Selain menguasai bahasa ibunya bahasa Aceh dan Melayu, Po Cut Nyak Laksamana Keumala Hayati fasih berbicara dan menulis dalam bahasa Arab, Turki, Inggris, Perancis dan Spanyol. Ia memikul tanggung jawab memimpin 60.000 marinir dan 400 kapal perang saat menjaga Kedaulatan Aceh Darussalam yang saat itu terganggu oleh armada laut koalisi Eropa pimpinan Portugis di perairan Selat Malaka. Ia yang meminta Tuha Peuet Kesultanan Aceh Darussalam untuk memakzulkan Sultan Ali Riayat Syah yang tak berbakat dan mengangkat Darmawangsa untuk menjadi Sultan Aceh Darussalam yang kemudian bergelar Sultan Iskandar Muda Perkasa Alam (1607-1636 M).

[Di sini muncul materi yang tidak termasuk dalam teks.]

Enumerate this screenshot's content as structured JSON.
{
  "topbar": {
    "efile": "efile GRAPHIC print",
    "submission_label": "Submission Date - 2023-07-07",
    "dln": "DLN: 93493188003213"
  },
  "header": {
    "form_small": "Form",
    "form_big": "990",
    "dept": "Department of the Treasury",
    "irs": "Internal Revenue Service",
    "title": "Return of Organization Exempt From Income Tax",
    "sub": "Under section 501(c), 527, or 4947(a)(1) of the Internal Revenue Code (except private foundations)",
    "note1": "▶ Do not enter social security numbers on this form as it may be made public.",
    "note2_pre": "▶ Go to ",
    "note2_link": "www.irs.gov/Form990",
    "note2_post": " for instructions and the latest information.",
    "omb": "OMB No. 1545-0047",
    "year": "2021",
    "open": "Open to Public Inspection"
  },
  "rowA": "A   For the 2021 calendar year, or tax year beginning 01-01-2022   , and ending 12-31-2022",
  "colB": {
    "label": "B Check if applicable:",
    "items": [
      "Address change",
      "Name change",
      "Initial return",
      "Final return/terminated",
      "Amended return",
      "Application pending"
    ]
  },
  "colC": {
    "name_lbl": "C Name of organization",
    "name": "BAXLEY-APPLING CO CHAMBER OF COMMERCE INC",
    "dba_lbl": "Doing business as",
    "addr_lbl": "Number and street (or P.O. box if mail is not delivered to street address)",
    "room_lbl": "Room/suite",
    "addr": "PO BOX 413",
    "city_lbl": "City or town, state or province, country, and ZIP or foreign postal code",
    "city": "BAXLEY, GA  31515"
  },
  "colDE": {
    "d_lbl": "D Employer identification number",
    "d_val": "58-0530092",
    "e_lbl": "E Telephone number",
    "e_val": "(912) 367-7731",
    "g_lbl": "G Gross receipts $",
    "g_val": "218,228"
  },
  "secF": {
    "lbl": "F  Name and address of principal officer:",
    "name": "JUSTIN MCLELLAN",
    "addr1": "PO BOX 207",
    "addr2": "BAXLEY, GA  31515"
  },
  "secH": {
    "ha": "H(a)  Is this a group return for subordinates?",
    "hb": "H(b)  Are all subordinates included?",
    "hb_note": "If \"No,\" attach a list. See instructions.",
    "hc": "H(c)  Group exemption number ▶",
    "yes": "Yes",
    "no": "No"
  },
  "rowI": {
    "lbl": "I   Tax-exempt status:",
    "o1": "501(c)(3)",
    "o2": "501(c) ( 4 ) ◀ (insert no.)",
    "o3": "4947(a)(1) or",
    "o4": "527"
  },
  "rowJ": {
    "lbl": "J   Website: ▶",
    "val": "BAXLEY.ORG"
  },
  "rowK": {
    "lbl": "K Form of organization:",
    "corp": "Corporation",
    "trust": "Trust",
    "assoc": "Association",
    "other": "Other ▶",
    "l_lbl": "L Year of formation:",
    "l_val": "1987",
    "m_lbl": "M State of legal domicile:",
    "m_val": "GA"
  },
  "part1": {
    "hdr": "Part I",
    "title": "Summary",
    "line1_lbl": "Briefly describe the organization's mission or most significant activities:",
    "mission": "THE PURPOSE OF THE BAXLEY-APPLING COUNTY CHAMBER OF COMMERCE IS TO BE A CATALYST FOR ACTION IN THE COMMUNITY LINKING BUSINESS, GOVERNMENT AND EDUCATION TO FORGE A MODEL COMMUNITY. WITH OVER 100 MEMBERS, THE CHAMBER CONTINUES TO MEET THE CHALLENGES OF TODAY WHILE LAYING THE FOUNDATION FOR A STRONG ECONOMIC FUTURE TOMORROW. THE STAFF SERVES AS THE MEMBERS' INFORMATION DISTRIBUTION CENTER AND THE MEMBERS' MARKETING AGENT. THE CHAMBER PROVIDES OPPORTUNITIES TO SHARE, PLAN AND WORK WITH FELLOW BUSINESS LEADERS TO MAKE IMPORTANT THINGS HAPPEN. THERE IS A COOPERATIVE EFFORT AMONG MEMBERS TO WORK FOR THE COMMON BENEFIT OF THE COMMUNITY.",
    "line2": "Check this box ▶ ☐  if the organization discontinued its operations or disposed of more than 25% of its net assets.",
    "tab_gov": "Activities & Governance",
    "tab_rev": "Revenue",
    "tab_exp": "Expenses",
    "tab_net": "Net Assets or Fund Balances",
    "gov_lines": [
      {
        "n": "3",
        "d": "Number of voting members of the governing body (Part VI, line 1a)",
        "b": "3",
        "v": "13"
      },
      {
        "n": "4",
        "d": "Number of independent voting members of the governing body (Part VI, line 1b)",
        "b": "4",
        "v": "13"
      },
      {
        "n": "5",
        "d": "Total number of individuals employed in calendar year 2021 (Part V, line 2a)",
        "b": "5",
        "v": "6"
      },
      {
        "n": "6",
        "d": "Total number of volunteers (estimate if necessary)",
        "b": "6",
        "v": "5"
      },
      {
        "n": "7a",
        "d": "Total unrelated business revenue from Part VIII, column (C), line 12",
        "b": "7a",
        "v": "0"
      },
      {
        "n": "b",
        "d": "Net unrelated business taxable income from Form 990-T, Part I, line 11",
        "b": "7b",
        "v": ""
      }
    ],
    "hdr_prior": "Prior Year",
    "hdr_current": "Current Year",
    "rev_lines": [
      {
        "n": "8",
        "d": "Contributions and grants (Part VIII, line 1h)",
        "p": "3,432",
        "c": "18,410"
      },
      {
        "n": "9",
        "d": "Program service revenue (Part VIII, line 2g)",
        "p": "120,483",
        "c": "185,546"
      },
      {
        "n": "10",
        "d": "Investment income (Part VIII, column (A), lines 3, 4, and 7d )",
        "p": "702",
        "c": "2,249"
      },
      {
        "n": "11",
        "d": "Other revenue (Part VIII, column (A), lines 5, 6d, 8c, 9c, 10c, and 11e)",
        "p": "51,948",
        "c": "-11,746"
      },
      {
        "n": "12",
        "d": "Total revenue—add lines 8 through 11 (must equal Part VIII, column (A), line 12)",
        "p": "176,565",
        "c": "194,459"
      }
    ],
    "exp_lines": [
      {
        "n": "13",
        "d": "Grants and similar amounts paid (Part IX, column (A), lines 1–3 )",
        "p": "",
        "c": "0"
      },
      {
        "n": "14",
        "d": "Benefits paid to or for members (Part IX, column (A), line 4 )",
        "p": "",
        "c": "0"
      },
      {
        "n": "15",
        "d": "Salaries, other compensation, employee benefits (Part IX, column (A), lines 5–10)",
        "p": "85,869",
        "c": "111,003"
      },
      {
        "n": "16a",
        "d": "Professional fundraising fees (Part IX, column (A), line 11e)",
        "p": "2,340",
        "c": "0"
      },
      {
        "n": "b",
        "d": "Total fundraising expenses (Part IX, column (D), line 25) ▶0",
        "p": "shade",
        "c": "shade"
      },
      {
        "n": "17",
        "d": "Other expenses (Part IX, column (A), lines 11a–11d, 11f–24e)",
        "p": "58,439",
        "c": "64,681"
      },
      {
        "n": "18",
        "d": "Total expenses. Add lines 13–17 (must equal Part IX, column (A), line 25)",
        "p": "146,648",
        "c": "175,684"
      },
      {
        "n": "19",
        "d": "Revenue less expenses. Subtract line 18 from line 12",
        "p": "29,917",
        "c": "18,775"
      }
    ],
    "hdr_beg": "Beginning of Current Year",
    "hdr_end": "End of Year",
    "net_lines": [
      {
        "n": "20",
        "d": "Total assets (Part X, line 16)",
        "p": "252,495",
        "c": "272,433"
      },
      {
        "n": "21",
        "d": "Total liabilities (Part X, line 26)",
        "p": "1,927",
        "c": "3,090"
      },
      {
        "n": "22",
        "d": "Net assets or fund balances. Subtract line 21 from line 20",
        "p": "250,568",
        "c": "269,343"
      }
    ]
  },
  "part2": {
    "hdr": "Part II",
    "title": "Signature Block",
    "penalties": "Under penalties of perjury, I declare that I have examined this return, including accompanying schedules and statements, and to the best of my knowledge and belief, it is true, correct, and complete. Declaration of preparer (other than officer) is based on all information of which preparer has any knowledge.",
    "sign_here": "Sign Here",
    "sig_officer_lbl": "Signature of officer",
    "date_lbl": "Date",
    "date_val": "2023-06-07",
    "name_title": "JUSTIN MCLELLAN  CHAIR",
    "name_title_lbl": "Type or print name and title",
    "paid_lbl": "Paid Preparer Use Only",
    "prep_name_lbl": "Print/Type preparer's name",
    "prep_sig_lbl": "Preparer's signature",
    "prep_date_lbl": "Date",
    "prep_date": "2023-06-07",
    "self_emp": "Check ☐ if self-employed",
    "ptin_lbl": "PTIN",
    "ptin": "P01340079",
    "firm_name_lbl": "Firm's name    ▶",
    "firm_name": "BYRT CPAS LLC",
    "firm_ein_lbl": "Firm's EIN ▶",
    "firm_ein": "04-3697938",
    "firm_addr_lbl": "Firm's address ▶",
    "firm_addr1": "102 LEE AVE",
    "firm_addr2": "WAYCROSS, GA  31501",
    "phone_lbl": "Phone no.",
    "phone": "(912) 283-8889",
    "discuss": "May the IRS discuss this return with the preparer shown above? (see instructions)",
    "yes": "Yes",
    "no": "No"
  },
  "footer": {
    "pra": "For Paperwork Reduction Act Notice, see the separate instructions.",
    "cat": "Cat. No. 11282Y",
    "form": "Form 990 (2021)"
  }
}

Selama ini kita kenal Po Cut Nyak Laksamana Keumala Hayati sebagai seorang laksamana perang. Kehebatannya yang paling banyak disebut adalah kemampuan menyusun strategi dan memimpin pasukan perang yang hampir tidak bisa dibandingkan dengan panglima perang atau laksamana lelaki manapun dari negara di dunia saat itu.

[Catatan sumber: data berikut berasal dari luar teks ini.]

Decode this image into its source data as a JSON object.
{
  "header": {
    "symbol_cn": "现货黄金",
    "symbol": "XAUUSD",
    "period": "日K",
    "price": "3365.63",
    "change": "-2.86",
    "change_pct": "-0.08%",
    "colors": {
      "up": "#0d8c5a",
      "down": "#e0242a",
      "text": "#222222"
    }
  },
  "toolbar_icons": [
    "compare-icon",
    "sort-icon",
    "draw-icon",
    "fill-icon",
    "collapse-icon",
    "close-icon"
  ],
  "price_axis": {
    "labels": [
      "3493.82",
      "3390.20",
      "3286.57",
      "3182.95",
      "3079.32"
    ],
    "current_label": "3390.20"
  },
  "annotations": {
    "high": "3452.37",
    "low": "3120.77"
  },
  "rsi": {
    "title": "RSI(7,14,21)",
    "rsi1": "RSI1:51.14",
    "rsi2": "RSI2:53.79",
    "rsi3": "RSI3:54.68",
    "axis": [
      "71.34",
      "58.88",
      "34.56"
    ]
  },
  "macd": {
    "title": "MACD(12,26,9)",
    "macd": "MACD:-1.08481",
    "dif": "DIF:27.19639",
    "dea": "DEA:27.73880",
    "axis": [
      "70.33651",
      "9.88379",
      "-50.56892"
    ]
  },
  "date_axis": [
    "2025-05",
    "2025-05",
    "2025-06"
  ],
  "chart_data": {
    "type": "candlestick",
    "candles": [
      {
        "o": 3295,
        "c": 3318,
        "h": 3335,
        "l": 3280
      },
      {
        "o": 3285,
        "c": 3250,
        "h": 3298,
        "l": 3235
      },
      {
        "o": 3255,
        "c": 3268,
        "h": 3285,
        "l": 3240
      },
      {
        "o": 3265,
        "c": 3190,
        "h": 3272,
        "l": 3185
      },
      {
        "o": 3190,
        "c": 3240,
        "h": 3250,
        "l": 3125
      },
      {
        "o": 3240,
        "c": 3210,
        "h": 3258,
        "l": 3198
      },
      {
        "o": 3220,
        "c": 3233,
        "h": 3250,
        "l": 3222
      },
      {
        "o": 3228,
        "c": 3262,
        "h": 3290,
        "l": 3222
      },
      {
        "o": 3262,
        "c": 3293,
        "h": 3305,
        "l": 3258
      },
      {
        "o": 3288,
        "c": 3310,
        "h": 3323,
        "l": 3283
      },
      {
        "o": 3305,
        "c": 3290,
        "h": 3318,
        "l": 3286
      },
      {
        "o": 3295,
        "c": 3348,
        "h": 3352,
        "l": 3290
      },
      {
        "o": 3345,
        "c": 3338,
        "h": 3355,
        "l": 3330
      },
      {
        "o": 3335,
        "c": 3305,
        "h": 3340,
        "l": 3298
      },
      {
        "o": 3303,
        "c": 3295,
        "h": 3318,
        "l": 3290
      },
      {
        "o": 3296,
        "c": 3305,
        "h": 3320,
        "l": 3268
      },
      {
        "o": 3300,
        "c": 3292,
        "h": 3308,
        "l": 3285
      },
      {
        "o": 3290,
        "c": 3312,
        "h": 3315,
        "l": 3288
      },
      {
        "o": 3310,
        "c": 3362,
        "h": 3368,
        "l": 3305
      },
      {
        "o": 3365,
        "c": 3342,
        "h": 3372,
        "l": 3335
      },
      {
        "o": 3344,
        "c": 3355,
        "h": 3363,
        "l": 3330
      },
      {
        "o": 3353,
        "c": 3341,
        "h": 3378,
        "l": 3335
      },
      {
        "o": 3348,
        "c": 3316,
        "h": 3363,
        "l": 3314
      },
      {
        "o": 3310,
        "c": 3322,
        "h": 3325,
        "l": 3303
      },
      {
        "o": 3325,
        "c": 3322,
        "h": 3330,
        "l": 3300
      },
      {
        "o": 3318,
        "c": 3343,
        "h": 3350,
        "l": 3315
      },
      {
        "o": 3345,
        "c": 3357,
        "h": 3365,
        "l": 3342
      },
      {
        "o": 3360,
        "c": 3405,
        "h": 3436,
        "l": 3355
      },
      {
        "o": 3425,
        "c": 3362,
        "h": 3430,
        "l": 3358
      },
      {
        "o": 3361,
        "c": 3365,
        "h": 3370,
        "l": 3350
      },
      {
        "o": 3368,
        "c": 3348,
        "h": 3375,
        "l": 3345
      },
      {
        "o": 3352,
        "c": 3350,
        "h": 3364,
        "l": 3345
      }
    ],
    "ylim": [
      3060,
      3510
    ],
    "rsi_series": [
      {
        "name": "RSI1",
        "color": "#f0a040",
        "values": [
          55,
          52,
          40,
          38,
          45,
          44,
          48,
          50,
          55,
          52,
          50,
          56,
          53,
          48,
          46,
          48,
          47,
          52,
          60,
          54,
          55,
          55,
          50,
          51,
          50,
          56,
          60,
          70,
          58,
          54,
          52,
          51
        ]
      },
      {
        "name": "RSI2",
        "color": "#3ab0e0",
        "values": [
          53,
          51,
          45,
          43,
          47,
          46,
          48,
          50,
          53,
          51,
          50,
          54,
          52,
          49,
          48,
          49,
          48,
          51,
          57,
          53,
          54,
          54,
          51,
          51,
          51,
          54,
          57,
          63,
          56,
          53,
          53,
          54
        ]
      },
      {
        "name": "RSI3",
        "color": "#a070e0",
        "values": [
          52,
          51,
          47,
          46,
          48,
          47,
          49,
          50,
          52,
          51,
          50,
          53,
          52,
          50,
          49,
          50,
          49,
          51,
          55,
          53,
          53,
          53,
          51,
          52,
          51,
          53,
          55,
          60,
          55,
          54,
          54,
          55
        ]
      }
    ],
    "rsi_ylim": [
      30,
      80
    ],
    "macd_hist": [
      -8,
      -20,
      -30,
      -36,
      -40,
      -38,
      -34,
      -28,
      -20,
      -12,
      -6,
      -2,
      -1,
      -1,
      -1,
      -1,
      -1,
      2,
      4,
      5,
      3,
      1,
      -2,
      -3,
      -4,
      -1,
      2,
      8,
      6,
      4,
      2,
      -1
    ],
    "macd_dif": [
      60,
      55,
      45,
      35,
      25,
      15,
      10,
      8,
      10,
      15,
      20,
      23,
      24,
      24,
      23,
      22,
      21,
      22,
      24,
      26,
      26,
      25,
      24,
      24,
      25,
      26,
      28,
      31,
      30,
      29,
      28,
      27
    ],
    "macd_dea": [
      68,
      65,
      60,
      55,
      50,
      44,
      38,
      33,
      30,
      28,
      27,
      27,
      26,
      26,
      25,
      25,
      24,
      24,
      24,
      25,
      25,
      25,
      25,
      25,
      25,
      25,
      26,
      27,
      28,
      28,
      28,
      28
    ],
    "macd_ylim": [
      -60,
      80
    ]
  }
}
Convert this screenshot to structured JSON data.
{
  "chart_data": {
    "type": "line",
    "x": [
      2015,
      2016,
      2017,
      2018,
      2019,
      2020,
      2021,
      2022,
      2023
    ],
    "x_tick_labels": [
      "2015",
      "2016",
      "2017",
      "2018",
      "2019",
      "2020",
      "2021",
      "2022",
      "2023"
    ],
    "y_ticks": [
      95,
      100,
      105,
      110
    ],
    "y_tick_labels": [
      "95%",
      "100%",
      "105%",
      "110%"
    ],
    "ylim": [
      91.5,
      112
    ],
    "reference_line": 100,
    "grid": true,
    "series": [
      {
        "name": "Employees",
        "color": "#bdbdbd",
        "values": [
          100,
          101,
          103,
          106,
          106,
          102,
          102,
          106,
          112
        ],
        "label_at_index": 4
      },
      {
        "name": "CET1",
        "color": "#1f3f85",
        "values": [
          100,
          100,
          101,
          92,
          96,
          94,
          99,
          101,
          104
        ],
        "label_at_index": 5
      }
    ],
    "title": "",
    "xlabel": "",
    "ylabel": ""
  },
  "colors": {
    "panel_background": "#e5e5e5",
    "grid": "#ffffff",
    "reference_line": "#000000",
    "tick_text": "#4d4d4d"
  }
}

Saat itu dunia dipimpin oleh Kekhalifahan Turki Usmani dengan bentuk persekutuan sederajat. Kesultanan Aceh Darussalam merupakan sekutu terbesar Turki Usmani di Asia Tenggara dengan diberi hak mengibarkan bendera kekhalifahan saat menghalau penguasaan Asia Tenggara oleh pasukan Persekutuan Kristen Eropa pimpinan Portugis. Bendera yang berwarna dasar merah pekat tersebut akhirnya jadi bendera resmi Kesultanan Aceh Darussalam. Bendera tersebut kemudian ditambah garis hitam putih oleh Hasan Tiro saat menyatakan Gerakan Aceh Merdeka pada 4 Desember 1976.

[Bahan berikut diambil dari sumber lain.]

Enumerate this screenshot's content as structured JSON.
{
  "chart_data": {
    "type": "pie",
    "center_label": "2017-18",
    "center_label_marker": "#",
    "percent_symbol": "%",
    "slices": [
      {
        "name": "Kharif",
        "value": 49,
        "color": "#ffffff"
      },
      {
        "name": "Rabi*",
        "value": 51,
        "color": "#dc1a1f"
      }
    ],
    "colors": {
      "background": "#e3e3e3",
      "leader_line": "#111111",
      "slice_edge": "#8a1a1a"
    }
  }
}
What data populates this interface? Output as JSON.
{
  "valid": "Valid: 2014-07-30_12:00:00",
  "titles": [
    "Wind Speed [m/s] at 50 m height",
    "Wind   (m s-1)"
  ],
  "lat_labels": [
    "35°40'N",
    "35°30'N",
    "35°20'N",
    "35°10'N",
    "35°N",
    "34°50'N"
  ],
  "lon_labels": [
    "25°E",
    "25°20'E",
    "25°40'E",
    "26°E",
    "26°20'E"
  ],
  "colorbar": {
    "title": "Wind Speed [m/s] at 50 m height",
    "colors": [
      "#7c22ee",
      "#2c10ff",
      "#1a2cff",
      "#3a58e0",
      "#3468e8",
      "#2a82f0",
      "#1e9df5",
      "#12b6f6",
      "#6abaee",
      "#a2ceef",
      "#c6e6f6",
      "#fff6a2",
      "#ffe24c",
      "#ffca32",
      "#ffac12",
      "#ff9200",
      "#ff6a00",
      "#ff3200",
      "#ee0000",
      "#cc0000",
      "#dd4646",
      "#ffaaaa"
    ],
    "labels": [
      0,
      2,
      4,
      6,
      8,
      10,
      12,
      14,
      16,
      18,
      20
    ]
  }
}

Sampai kini di Istanbul, tamu-tamu dari Aceh dihormati dengan baik. Kota inilah ibukota Turki masa Kekhalifahan Usmani selama ratusan tahun yang wilayahnya masuk ke Benua Eropa dipisahi oleh Selat Bosporus dengan benua Asia. Penjaga tempat bersejarah di sana selalu bisa menunjukkan “di sinilah Sultan II Selim duduk saat mengeluarkan perintah untuk mengirim para ahli perang dan ahli pembuat senjata menuju Kesultanan Aceh Darussalam.

Orang-orang Aceh, terutama tokoh masyarakat, pemerintah, dan budayawan diharapkan mampu mengangkat nama Laksamana Keumala Hayati ke muka dalam peradaban Aceh sekarang. Kita sebaiknya belajar dari semangat dan filosofi hidup perempuan perkasa ini sebagai manusia merdeka. Perempuan yang melegenda di seluruh dunia ini sebaiknya dijadikan ikon kebangkitan Aceh. Tidak cukup dengan nama pelabuhan, nama jalan, nama kelompok militer, Po Cut Nyak Laksamana Keumala Hayati seharusnya juga dijadikan teladan di Aceh dan di negeri lain.

Ke manakah para pencinta dan pakar sejarah di Aceh. Mengapa hari kebesaran Laksamana Keumala Hayati belum pernah diperingati. Jika kini tidak ada Bapak pemersatu Aceh, mengapa Po Cut Nyak Laksamana Keumala Hayati belum kita jadikan Ibu kita seluruh orang Aceh. Pemimpin dan orang Aceh sebaiknya segera mengambil makna dari peristiwa dan tokoh dalam sejarah, supaya dalam menghadapi zaman yang mendua ini hari-hari kita akan bertahan dan menang kembali.